Durante 15 anos, os portugueses deixaram acumular excessos de despesa pública, excessos de dívida pública direta, indireta, dívida pública diferida, dívida pública externa. Deixámos cair a nossa taxa de poupança nacional, que era 22% do PIB, para 8% do PIB, ficando cada vez mais na mão dos credores externos e esta vulnerabilidade estrutural veio à superfície com a crise internacional.
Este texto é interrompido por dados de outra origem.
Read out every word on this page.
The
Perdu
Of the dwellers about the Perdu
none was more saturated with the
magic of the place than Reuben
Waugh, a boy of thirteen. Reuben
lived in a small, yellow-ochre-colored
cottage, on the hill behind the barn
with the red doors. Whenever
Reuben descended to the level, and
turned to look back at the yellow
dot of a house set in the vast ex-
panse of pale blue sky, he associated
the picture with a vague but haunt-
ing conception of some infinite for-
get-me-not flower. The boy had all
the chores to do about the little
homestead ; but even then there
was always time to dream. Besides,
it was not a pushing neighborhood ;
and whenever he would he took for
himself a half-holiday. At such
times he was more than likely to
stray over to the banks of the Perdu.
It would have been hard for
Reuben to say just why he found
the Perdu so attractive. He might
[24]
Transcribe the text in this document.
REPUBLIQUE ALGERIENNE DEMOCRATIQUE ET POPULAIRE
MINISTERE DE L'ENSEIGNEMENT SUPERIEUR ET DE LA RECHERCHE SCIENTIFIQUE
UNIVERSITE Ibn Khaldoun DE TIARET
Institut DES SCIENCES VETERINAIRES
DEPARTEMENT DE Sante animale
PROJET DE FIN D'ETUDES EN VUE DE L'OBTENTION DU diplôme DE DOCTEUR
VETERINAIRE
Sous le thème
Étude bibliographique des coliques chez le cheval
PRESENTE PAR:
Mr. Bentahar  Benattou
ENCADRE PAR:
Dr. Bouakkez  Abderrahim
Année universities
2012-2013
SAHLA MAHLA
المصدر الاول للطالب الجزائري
E agora temos de corrigir…
O país não pode voltar a crescer sem fazer um ajustamento. Não há crescimento com desequilíbrios financeiros internos e externos, ao nível dos que deixámos cair o país.
Esse ajustamento – essa é a questão central – tinha que ser feito. Podia ser feito pela via da redução da despesa, ou pela via do aumento da receitas, normais e extraordinárias.
O Governo devia ter explicado logo no momento zero o esforço que necessário fazer.

E explicou mal?
E explicou mal.
Eu fui responsável pelo acompanhamento das negociações do então governo socialista com a Troika. Os mais interessados recordam-se que escrevi cinco cartas ao ministro Silva Pereira preocupado com a solidez da base de partida, isto é com o ponto de partida do défice público e da dívida pública, direta e indireta.

Estava mal calculado?
Este cálculo era fundamental para nós medirmos o esforço que íamos pedir aos portugueses nos próximos anos. Havia que considerar as variações previstas resultantes das alterações do perímetro contabilístico, já que era previsível que entrassem empresas públicas tecnicamente falidas no perímetro contabilístico das empresas públicas, bem como do impacto de medidas extraordinárias que foram tomadas no passado como, por exemplo o aumento do fundo das pensões. Há aqui um conjunto de impactos que foi mal medido.

Pela troika também?
E pela troika também. Não há dúvida que, em 2010 e 2011, a base de partida real do défice público devia ser 11% ou 12% do PIB. Logo, para chegar aos 3% seria preciso fazer um esforço de oito ou nove pontos percentuais. É aquilo que está em curso. Simplesmente, ou governo socialista não deu os dados corretos à troika ou a troika fez uma má dedução. O que é certo é que nunca foi comunicada aos portugueses a verdadeira base de partida, a verdadeira dívida pública e o verdadeiro défice público.
O PEC IV, que o governo socialista queria aprovar em Abril de 2011, tinha como objetivo de défice público para 2012 já os 3%, e para 2013 2%. E nas suas projeções, a dívida pública nunca ultrapassava os 80% do PIB. Completamente irrealista. A troika ainda fez alguma correção das variáveis, mas fez uma correção tecnicamente imperfeita. Portanto, inquinou toda a fixação de objectivos.
O Governo também cometeu um erro. Quando fez o Orçamento Retificativo para 2011 já devia estar na posse de todos os dados e devia ter clarificado a base de partida, ter exposto aos portugueses o esforço orçamental que teria de ser feito para conseguirmos alcançar os 3%. A base de partida real, repito era 11% ou 12% e a dívida pública já estava em mais de 100% do PIB.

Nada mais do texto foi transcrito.